Member Grace Norton changed her vote from last month and sided with members Christine Carder and Pete Chacalos in voting yes to repeal the new protocols, while board president David Croft and member Molly Aderholt voted no. Both attorneys, Croft and Aderholt worked together to craft the protocols that were repealed Monday night.
The school district currently has 46 students in quarantine, according to Superintendent Kim Miller. She suggested to the board students and staff continue to wear masks in school buildings and on buses at least through the holiday season.
But Carder indicated her concerns were instead with the school district’s quarantine policy approved Nov. 8.
“I would like to move that we rescind it for a while so we can review it and get some input from our nurses, and the people who are working with it, so that everybody understands it and what to do with some of the questions that have arisen.” she told board members.
Carder said since students in Ohio County Schools are mandated to wear masks, there shouldn’t be that many quarantines.
Aderholt said more parents she spoke with were concerned with the CDC and state quarantine procedures than with mandating students to wear masks.
“We need kids in school,” she said. “They don’t need to be home healthy. … It’s bad policy to send these kids home when they aren’t sick and very unlikely to become sick.”
There is also a need to protect teachers and keep them healthy, both Carder and Norton said. Presently there is a shortage of substitute teachers, and in some cases, remaining teachers in a school have had to take over the classroom of a teacher with COVID who will be gone for at least 12 days.
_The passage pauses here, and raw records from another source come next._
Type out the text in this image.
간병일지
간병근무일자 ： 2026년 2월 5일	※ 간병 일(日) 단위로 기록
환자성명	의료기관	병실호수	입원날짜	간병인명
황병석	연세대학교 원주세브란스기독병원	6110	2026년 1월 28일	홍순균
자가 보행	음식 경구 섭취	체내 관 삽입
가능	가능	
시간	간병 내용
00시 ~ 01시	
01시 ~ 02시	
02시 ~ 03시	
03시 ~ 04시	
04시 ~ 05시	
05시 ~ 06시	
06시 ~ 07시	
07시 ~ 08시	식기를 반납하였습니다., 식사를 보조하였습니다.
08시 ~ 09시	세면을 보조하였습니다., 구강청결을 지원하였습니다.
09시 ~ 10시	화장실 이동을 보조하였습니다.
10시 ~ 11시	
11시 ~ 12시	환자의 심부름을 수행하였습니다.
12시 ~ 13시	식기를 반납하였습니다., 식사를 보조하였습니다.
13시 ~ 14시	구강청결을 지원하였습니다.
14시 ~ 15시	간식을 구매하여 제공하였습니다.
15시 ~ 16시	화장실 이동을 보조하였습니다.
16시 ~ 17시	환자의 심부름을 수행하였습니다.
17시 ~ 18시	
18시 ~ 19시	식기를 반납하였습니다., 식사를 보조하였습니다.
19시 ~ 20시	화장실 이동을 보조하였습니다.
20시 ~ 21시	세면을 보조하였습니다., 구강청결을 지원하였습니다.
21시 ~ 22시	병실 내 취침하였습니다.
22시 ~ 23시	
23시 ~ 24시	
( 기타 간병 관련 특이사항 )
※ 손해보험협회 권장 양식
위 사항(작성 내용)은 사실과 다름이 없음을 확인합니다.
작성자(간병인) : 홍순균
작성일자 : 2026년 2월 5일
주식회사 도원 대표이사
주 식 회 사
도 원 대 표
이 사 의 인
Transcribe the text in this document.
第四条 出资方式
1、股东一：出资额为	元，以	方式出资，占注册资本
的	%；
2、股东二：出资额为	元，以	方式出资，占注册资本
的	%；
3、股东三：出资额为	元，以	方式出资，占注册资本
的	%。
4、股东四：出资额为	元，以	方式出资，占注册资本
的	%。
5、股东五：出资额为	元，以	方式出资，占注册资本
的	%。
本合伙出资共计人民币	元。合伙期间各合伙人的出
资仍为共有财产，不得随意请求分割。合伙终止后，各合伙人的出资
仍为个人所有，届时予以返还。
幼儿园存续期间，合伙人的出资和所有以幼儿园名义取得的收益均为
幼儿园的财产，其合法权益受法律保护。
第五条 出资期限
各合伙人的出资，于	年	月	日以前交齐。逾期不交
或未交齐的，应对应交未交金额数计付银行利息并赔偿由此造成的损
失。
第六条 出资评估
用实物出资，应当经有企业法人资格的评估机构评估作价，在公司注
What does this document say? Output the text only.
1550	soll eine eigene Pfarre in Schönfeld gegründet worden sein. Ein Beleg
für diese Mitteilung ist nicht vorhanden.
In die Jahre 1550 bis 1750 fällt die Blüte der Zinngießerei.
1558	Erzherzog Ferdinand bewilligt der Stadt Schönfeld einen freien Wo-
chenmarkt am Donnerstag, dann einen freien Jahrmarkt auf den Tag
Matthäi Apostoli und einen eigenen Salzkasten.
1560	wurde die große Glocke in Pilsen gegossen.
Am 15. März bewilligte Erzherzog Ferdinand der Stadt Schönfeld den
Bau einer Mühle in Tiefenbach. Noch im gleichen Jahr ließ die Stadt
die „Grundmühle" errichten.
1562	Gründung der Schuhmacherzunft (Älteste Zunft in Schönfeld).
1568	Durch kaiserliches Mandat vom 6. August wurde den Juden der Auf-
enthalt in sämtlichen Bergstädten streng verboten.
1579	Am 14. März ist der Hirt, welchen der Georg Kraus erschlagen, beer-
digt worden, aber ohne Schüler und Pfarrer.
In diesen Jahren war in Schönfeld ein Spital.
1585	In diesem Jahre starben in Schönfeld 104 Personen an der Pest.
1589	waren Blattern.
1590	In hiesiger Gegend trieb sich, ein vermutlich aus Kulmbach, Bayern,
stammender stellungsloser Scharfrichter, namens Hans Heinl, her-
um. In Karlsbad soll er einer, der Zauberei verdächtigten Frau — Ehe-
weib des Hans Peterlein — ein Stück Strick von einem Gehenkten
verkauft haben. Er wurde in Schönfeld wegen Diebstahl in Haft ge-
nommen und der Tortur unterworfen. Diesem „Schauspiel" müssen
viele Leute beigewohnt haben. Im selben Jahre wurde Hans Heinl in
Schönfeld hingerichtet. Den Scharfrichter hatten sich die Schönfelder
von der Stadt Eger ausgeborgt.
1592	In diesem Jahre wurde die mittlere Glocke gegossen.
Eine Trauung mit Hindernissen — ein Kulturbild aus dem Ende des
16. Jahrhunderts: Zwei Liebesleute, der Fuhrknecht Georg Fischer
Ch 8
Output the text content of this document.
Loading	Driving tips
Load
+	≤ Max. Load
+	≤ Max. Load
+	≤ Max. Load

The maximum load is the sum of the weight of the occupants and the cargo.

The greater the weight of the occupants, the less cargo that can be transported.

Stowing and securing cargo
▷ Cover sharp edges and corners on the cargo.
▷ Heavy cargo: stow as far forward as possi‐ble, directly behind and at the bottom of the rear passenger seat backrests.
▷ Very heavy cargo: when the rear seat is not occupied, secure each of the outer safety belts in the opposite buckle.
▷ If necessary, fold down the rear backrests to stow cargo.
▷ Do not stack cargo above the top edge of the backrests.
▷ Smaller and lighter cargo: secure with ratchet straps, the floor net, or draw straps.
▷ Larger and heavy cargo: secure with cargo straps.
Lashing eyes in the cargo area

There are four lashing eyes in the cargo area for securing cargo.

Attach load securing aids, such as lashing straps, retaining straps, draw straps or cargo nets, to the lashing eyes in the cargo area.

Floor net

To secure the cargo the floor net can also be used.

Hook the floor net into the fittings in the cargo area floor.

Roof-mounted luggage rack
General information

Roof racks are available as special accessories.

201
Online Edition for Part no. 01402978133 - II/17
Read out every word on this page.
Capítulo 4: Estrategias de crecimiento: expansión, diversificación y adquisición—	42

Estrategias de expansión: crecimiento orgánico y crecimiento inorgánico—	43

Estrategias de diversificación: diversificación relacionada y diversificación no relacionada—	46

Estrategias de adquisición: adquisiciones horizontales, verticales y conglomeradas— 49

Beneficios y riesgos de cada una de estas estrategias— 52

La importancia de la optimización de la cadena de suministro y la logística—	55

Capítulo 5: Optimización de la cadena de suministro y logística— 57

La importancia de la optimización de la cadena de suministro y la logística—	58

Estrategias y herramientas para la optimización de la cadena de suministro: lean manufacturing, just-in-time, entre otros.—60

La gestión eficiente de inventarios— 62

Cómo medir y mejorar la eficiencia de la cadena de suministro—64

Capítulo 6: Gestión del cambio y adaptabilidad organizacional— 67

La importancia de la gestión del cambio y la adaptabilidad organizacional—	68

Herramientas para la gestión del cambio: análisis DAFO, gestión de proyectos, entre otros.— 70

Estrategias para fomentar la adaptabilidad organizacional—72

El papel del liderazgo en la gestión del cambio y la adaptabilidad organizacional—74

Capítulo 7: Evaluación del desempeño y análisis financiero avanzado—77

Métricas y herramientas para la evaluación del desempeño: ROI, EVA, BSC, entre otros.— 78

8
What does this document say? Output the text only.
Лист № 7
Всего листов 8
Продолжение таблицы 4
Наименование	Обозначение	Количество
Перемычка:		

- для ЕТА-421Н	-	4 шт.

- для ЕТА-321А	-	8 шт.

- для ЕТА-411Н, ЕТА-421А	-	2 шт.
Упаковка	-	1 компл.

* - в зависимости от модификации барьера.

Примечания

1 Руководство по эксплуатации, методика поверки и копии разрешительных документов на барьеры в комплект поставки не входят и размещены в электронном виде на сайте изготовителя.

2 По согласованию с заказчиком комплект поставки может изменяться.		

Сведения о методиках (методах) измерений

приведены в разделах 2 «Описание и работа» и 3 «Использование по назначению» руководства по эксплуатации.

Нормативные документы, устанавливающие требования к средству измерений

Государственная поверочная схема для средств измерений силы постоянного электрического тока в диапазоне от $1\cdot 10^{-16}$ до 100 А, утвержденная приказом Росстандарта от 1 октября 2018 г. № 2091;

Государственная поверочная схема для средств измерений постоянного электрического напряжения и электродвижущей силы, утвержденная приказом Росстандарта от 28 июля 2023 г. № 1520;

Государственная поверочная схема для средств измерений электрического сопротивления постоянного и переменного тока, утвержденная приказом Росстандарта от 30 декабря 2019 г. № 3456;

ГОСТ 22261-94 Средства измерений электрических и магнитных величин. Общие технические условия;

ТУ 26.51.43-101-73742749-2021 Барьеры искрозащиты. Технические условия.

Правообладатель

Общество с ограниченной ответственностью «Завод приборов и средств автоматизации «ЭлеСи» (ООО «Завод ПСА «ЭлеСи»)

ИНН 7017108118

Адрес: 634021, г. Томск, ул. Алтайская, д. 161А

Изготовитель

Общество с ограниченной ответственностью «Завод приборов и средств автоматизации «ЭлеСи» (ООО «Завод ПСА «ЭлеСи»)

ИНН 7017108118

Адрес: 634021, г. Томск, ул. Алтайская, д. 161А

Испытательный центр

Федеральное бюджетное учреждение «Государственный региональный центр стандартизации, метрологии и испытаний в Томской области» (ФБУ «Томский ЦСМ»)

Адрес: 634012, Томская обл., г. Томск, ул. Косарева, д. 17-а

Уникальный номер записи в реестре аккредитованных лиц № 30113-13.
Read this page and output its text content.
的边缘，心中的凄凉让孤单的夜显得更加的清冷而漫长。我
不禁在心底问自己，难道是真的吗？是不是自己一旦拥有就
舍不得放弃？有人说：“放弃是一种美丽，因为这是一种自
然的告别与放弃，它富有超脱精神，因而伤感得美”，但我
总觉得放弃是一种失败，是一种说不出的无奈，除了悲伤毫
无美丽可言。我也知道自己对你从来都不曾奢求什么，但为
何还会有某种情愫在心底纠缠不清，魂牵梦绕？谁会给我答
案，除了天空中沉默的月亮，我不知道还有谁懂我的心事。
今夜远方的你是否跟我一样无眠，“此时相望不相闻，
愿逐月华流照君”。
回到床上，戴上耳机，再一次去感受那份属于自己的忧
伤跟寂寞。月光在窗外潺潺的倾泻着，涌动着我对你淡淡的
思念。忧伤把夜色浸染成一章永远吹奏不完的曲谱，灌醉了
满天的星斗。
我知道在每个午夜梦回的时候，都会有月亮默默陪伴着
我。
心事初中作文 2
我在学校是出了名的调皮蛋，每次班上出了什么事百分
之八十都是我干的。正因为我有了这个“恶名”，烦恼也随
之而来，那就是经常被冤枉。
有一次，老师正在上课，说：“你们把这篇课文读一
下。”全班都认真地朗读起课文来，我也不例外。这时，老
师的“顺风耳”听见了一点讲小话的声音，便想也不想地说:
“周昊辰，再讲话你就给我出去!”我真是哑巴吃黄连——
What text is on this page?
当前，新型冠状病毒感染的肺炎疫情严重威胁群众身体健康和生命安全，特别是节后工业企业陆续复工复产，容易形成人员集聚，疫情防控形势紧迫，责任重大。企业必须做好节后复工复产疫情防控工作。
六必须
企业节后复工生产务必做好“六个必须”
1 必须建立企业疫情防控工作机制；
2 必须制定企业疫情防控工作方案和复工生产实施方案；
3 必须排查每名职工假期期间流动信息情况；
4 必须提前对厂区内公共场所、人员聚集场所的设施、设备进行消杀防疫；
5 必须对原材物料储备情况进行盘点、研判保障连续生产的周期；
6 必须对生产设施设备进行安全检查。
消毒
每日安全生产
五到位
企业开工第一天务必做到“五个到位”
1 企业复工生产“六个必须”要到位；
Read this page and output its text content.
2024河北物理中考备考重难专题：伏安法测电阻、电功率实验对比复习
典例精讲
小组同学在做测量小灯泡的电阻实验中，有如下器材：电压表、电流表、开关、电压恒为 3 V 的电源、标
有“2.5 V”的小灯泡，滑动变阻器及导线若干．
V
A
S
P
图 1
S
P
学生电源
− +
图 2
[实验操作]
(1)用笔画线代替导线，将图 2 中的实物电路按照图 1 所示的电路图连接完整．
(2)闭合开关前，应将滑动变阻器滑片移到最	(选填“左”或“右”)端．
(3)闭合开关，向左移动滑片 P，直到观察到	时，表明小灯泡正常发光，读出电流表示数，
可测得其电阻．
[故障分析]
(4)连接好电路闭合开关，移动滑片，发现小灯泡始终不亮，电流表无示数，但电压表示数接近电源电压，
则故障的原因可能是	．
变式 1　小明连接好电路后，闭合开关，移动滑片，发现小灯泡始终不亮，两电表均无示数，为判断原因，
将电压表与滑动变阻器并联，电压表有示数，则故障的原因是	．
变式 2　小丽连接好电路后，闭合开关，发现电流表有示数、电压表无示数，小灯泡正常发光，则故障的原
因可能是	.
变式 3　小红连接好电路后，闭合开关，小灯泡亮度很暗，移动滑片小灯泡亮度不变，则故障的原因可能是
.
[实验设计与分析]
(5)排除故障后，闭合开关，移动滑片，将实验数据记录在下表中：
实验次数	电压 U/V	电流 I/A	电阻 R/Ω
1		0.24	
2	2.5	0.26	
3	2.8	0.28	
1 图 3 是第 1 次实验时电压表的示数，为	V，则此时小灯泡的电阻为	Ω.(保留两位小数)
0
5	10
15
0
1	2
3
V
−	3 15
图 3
“We’re not going to have enough people to cover,” Carder said.
Chacalos said “nobody on this board is an expert” when it comes to COVID.
“I don’t see why we don’t listen to what the CDC is telling us,” he said. “Seems we want to listen to the CDC in one respect that supports our view, but we don’t want to listen to the CDC on something that doesn’t support our view.”
Croft only said he believed repealing the protocols “was a step in the wrong direction” by the board.
Gabriella Shaffer told the board her daughter has had breathing problems and chest issues while at school this year. The daughter is now taking anti-anxiety medication.
“This is not OK,” Shaffer said.
Parent Jessica Powers said she had a child also with breathing issues who was now on anxiety medication. She suggested the child had missed more school this year “while wearing a mask than without.”
Michelle Schulte Myers said she was a healthcare professional, and she questioned how efficient the common cotton mask was in combating COVID.
Jim Rowing, assistant principal at the Warwood School, represented the Ohio County Principals Association.
“We’re in such a better place now,” Rowing told the board. “They have adult eyes on them to make sure they’re OK. They’re getting socialization from their parents, two meals a day and consistency in getting their education. We want to be able to continue this and not go back.”
In unrelated matters, the board approved the retirements of some long-time employees well-known in the community.
Wheeling Park High School Assistant Principal/Athletic Director Dwaine Rodgers is retiring effective June 30 following 36 years with the school.
Joining him in retirement will be his wife, Rhea Rodgers, a guidance counselor at the Warwood School who has been employed by the school district for 35 years.
In addition, Jane Davis, executive secretary to the superintendent, also will retire effective June 30 following a 40-year career with Ohio County Schools.